The Russian refusal to make further concessions will anger the US, but the state department’s leverage in Syria as anything but a spoiler is limited.

The official Syrian opposition, the Syrian Negotiating Committee, has previously complained that the proposed committee is not politically balanced and may not touch sufficiently on the powers of the president.

Russia first promised to set up a constitutional committee for Syria in January at a meeting in the Black Sea resort of Sochi, but disagreement over the committee’s composition, as well as fighting in Syria, slowed progress.

The proposed committee consists of government supporters, opposition members and a neutral group from civilian society. The true political allegiance of the third group is critical since it will hold the political balance of power.

De Mistura is said to be under heavy pressure from the trio of countries to accept the makeup of the constitutional body, but he may leave the decision to UN security council in New York on Thursday.

He said at the weekend: “The last word is with us, with the UN, not with any country, as good and as powerful as they may be.”

The US special envoy for Syria, James Jeffrey, speaking on Monday at the Atlantic Council thinktank in Washington, said the official Syrian opposition’s stance represented “a huge problem for De Mistura”.

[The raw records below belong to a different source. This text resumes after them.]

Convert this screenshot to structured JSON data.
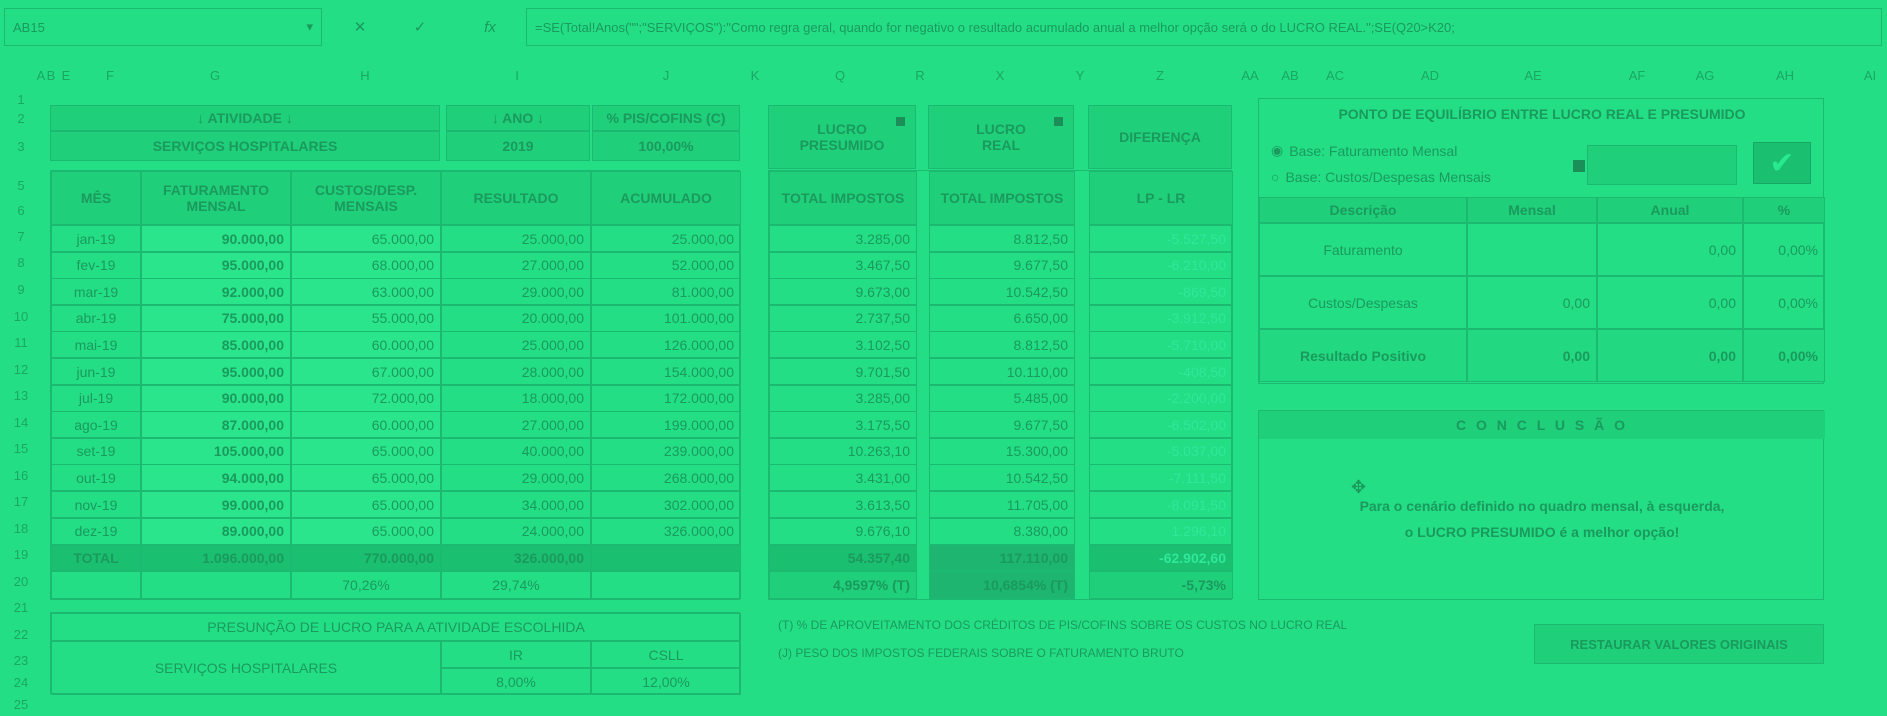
{
  "formula_bar": {
    "name_box": "AB15",
    "formula": "=SE(Total!Anos(\"\";\"SERVIÇOS\"):\"Como regra geral, quando for negativo o resultado acumulado anual a melhor opção será o do LUCRO REAL.\";SE(Q20>K20;",
    "cancel_symbol": "✕",
    "enter_symbol": "✓",
    "fx_symbol": "fx"
  },
  "columns": [
    "A",
    "B",
    "E",
    "F",
    "G",
    "H",
    "I",
    "J",
    "K",
    "Q",
    "R",
    "X",
    "Y",
    "Z",
    "AA",
    "AB",
    "AC",
    "AD",
    "AE",
    "AF",
    "AG",
    "AH",
    "AI"
  ],
  "rows": [
    "1",
    "2",
    "3",
    "5",
    "6",
    "7",
    "8",
    "9",
    "10",
    "11",
    "12",
    "13",
    "14",
    "15",
    "16",
    "17",
    "18",
    "19",
    "20",
    "21",
    "22",
    "23",
    "24",
    "25"
  ],
  "main_table": {
    "atividade_label": "↓ ATIVIDADE ↓",
    "atividade_value": "SERVIÇOS HOSPITALARES",
    "ano_label": "↓ ANO ↓",
    "ano_value": "2019",
    "pis_label": "% PIS/COFINS (C)",
    "pis_value": "100,00%",
    "headers": [
      "MÊS",
      "FATURAMENTO MENSAL",
      "CUSTOS/DESP. MENSAIS",
      "RESULTADO",
      "ACUMULADO"
    ],
    "rows": [
      [
        "jan-19",
        "90.000,00",
        "65.000,00",
        "25.000,00",
        "25.000,00"
      ],
      [
        "fev-19",
        "95.000,00",
        "68.000,00",
        "27.000,00",
        "52.000,00"
      ],
      [
        "mar-19",
        "92.000,00",
        "63.000,00",
        "29.000,00",
        "81.000,00"
      ],
      [
        "abr-19",
        "75.000,00",
        "55.000,00",
        "20.000,00",
        "101.000,00"
      ],
      [
        "mai-19",
        "85.000,00",
        "60.000,00",
        "25.000,00",
        "126.000,00"
      ],
      [
        "jun-19",
        "95.000,00",
        "67.000,00",
        "28.000,00",
        "154.000,00"
      ],
      [
        "jul-19",
        "90.000,00",
        "72.000,00",
        "18.000,00",
        "172.000,00"
      ],
      [
        "ago-19",
        "87.000,00",
        "60.000,00",
        "27.000,00",
        "199.000,00"
      ],
      [
        "set-19",
        "105.000,00",
        "65.000,00",
        "40.000,00",
        "239.000,00"
      ],
      [
        "out-19",
        "94.000,00",
        "65.000,00",
        "29.000,00",
        "268.000,00"
      ],
      [
        "nov-19",
        "99.000,00",
        "65.000,00",
        "34.000,00",
        "302.000,00"
      ],
      [
        "dez-19",
        "89.000,00",
        "65.000,00",
        "24.000,00",
        "326.000,00"
      ]
    ],
    "total_label": "TOTAL",
    "total_fat": "1.096.000,00",
    "total_custos": "770.000,00",
    "total_res": "326.000,00",
    "pct_custos": "70,26%",
    "pct_res": "29,74%"
  },
  "presuncao": {
    "title": "PRESUNÇÃO DE LUCRO PARA A ATIVIDADE ESCOLHIDA",
    "activity": "SERVIÇOS HOSPITALARES",
    "ir_label": "IR",
    "csll_label": "CSLL",
    "ir_value": "8,00%",
    "csll_value": "12,00%"
  },
  "impostos": {
    "lp_header": "LUCRO PRESUMIDO",
    "lr_header": "LUCRO REAL",
    "dif_header": "DIFERENÇA",
    "total_impostos": "TOTAL IMPOSTOS",
    "dif_sub": "LP - LR",
    "rows": [
      [
        "3.285,00",
        "8.812,50",
        "-5.527,50"
      ],
      [
        "3.467,50",
        "9.677,50",
        "-6.210,00"
      ],
      [
        "9.673,00",
        "10.542,50",
        "-869,50"
      ],
      [
        "2.737,50",
        "6.650,00",
        "-3.912,50"
      ],
      [
        "3.102,50",
        "8.812,50",
        "-5.710,00"
      ],
      [
        "9.701,50",
        "10.110,00",
        "-408,50"
      ],
      [
        "3.285,00",
        "5.485,00",
        "-2.200,00"
      ],
      [
        "3.175,50",
        "9.677,50",
        "-6.502,00"
      ],
      [
        "10.263,10",
        "15.300,00",
        "-5.037,00"
      ],
      [
        "3.431,00",
        "10.542,50",
        "-7.111,50"
      ],
      [
        "3.613,50",
        "11.705,00",
        "-8.091,50"
      ],
      [
        "9.676,10",
        "8.380,00",
        "1.296,10"
      ]
    ],
    "total_lp": "54.357,40",
    "total_lr": "117.110,00",
    "total_dif": "-62.902,60",
    "pct_lp": "4,9597% (T)",
    "pct_lr": "10,6854% (T)",
    "pct_dif": "-5,73%"
  },
  "notes": {
    "note1": "(T) % DE APROVEITAMENTO DOS CRÉDITOS DE PIS/COFINS SOBRE OS CUSTOS NO LUCRO REAL",
    "note2": "(J) PESO DOS IMPOSTOS FEDERAIS SOBRE O FATURAMENTO BRUTO"
  },
  "equilibrio": {
    "title": "PONTO DE EQUILÍBRIO ENTRE LUCRO REAL E PRESUMIDO",
    "radio1": "Base: Faturamento Mensal",
    "radio2": "Base: Custos/Despesas Mensais",
    "dropdown_value": "",
    "confirm_icon": "checkmark-icon",
    "headers": [
      "Descrição",
      "Mensal",
      "Anual",
      "%"
    ],
    "rows": [
      [
        "Faturamento",
        "",
        "0,00",
        "0,00%"
      ],
      [
        "Custos/Despesas",
        "0,00",
        "0,00",
        "0,00%"
      ],
      [
        "Resultado Positivo",
        "0,00",
        "0,00",
        "0,00%"
      ]
    ]
  },
  "conclusao": {
    "title": "C O N C L U S Ã O",
    "line1": "Para o cenário definido no quadro mensal, à esquerda,",
    "line2": "o LUCRO PRESUMIDO é a melhor opção!"
  },
  "restore_button": "RESTAURAR VALORES ORIGINAIS",
  "colors": {
    "background": "#23de85",
    "text": "#1a9a5c"
  }
}
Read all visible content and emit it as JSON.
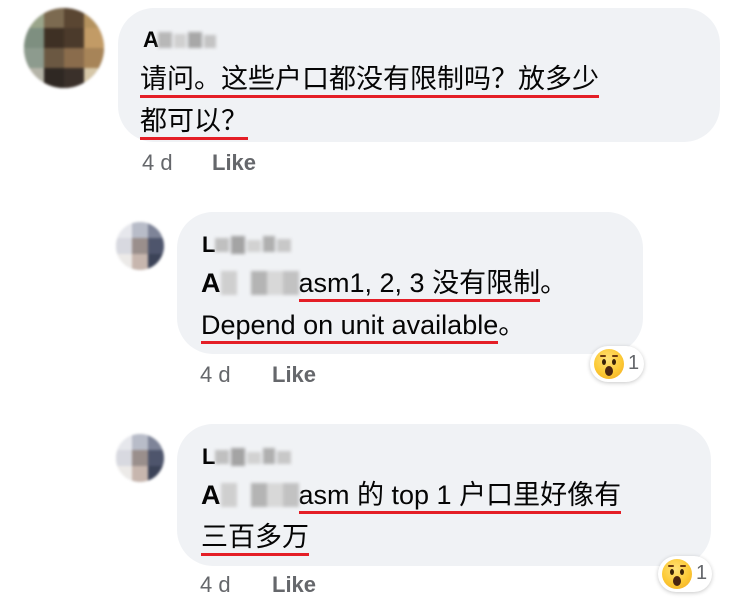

He said: “The question throughout the entire negotiation on the committee has been: is the regime willing to give an iota of compromise to any effort by the international community to try to resolve this on terms other than the regime’s? The regime has not won this conflict. Over 40% of the territory is in other people’s hands. Over 100,000 including YPD Kurdish forces are still active, and the areas where Assad regime rules have only 50% of the population, and it is largely rubble, and it will require $300-400bn to rebuild. Who is going to pay that bill?

“There is a strong readiness on the part of western nations not to ante up money for that disaster unless we have some kind of idea that the government is ready to compromise and thus not create yet another horror in the years ahead.”

But Jeffrey said if an agreement on the committee could be reached, the path to a UN-monitored national ceasefire would be the next logical step.

De Mistura, in briefing the UN security council this week, will have to address US suspicions and set out how he thinks the committee can be made more balanced and credible. Details of how the committee would operate or be chaired appear to be only sketchily agreed. President Bashar al-Assad wants the committee to meet in Damascus, a venue rejected by the opposition.

If the UN and the Astana group are able to reach agreement, the outcome would represents a form of legacy for De Mistura at the end of his period in office. He has been criticised by some for failing to do more to secure an agreement during the seven-year civil war, but his defenders say he could not have brokered an agreement if the key external powers were unwilling to lever the forces they sponsored inside Syria to compromise.

On Sunday Çavuşoğlu said he could envisage Turkey accepting Assad remaining as president if he was elected in free and fair elections. Turkey, along with Saudi Arabia, has done the most to support the severely weakened opposition.

For more than a year the European Union has said it will not provide reconstruction money for Syria unless democratic elections are agreed and supervised by the UN in which refugees are given a right to vote.